New research from Portugal aimed to develop an indoor positioning system for use in a museum space where conventional GPS didn’t work. Its overall goal was to identify which area or installation a visitor was currently viewing, so that additional digital material such as explanations, videos or interactive experiences could be offered to them in real time. This was intended to enrich the visitor’s engagement without altering the physical environment of the museum or disrupting its architectural character. The system also needed to be low cost, easy to deploy and discreet, because the building was historically protected and could not be modified to accommodate large infrastructure .

Bluetooth beacons formed one of the main components of the positioning system. They were installed throughout the rooms and central atrium of the museum, each associated with a specific region of interest. The beacons continually broadcast Bluetooth Low Energy signals, and the visitor’s smartphone measured the strength of these signals. Since the signal weakens with distance and is also affected by room layout, objects and walls, the pattern of received signal strengths was used to infer location. The researchers placed the beacons carefully to minimise visual impact, often above doorways or high on walls. Capsules were added to some beacons to direct their signals more reliably and reduce interference caused by reflections from surfaces within the building .

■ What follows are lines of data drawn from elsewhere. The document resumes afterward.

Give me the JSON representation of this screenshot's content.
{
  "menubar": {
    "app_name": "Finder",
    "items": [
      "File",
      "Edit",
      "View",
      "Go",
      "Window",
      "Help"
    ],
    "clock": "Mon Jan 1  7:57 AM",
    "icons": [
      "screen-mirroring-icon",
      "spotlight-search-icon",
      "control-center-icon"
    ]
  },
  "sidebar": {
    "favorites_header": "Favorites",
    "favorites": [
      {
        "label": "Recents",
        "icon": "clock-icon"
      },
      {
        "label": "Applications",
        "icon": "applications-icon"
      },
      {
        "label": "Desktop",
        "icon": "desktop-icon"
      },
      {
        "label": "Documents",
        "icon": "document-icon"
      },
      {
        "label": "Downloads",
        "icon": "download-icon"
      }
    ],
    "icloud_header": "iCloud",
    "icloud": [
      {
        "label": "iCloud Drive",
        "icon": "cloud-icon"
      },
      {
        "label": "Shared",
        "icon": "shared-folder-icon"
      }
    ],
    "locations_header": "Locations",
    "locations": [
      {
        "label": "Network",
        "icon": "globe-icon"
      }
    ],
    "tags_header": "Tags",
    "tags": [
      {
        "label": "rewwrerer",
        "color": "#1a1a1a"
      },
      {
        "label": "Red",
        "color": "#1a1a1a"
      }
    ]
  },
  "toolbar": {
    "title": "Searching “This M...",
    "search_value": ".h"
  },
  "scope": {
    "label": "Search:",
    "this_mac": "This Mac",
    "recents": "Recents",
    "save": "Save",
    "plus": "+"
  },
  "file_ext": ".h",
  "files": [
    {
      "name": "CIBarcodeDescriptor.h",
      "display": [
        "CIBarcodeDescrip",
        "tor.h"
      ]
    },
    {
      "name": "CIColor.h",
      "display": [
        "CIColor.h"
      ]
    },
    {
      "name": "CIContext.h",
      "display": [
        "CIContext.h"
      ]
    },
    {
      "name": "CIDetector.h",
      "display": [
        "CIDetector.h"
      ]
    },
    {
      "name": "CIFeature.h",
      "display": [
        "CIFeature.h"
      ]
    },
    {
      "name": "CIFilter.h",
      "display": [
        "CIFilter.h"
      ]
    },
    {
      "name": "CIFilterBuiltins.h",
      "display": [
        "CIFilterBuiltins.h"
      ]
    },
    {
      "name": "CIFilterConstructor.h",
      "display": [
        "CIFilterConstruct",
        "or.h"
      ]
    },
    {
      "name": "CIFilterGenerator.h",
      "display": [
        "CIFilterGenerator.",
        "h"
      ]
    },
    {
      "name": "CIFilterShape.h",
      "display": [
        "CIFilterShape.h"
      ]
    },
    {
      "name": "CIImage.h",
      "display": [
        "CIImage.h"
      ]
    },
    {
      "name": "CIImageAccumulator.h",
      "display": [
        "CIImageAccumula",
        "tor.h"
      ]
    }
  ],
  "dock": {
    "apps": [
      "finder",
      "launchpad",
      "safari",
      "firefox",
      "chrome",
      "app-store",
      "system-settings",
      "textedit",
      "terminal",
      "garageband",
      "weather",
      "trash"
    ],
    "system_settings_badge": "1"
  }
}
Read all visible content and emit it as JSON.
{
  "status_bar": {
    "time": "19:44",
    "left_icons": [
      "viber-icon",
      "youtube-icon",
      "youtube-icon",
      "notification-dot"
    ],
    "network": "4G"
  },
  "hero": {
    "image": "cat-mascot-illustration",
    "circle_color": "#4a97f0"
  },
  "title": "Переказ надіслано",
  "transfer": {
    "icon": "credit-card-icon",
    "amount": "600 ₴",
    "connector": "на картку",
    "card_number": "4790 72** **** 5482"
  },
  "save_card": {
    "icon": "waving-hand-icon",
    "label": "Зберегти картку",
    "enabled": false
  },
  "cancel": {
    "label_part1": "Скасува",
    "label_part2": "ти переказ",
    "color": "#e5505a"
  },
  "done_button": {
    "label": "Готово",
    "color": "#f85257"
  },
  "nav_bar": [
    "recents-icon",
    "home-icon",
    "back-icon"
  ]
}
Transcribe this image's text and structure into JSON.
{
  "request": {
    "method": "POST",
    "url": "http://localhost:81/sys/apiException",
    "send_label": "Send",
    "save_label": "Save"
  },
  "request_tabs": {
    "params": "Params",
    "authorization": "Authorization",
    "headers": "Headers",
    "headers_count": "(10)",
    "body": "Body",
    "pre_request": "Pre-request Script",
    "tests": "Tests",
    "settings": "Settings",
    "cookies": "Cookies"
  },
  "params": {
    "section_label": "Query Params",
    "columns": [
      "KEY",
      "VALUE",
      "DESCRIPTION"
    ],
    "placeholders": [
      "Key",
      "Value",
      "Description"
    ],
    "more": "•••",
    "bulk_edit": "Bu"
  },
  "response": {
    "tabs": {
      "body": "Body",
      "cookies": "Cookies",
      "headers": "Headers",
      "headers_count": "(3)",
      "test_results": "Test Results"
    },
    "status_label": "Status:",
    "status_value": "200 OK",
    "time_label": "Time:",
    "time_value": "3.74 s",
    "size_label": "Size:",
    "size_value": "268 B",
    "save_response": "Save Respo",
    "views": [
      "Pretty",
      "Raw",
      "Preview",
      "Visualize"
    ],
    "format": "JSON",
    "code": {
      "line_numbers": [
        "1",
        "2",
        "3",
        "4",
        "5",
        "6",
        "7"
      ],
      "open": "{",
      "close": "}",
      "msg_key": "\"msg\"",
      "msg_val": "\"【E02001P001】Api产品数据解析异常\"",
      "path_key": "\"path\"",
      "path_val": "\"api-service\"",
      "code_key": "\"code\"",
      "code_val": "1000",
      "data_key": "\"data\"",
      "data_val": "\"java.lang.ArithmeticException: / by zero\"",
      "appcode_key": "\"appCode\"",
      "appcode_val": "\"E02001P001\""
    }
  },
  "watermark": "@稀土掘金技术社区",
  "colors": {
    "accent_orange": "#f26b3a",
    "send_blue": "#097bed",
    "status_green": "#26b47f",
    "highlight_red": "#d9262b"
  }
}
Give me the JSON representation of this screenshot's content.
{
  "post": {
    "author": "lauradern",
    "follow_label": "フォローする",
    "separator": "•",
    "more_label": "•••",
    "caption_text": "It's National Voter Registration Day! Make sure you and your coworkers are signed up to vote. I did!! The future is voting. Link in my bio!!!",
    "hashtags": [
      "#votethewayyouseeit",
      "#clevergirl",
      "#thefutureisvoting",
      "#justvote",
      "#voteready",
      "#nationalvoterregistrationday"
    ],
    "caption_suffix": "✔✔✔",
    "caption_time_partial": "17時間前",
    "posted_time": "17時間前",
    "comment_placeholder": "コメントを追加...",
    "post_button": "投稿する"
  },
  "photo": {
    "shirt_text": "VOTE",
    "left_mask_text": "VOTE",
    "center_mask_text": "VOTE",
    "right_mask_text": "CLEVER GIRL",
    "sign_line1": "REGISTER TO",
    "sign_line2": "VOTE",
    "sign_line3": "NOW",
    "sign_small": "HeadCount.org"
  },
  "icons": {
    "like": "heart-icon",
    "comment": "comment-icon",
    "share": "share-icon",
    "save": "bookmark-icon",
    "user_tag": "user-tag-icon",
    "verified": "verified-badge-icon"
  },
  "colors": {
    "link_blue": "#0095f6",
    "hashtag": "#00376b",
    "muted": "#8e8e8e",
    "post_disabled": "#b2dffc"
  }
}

A custom Android application collected both the Bluetooth signal data and video footage from the phone camera as visitors walked through the space. The video frames were later processed to help recognise which room or display was being viewed. For each second of recording, the average signal strength from each beacon was taken to form a consistent data sample. If a beacon was not detected in that second, it was assigned a low placeholder value, ensuring the input dimensions remained stable across the dataset. The video frames were separately used to train image-based models. Both data sources were labelled according to the exact region of interest being walked through at that time, creating the training datasets.
The core scientific aim was to compare positioning models based solely on Bluetooth signal strength with models based on visual recognition, and then test whether combining both improved accuracy. The results showed that while Bluetooth alone could locate visitors with reasonable precision, and video alone could also distinguish rooms effectively, the combination of the two consistently performed better, especially in areas where lighting, open space or multipath signal reflections made a single method less reliable. This demonstrated that using multimodal data can produce stronger and more dependable indoor positioning in complex environments where infrastructure placement is limited.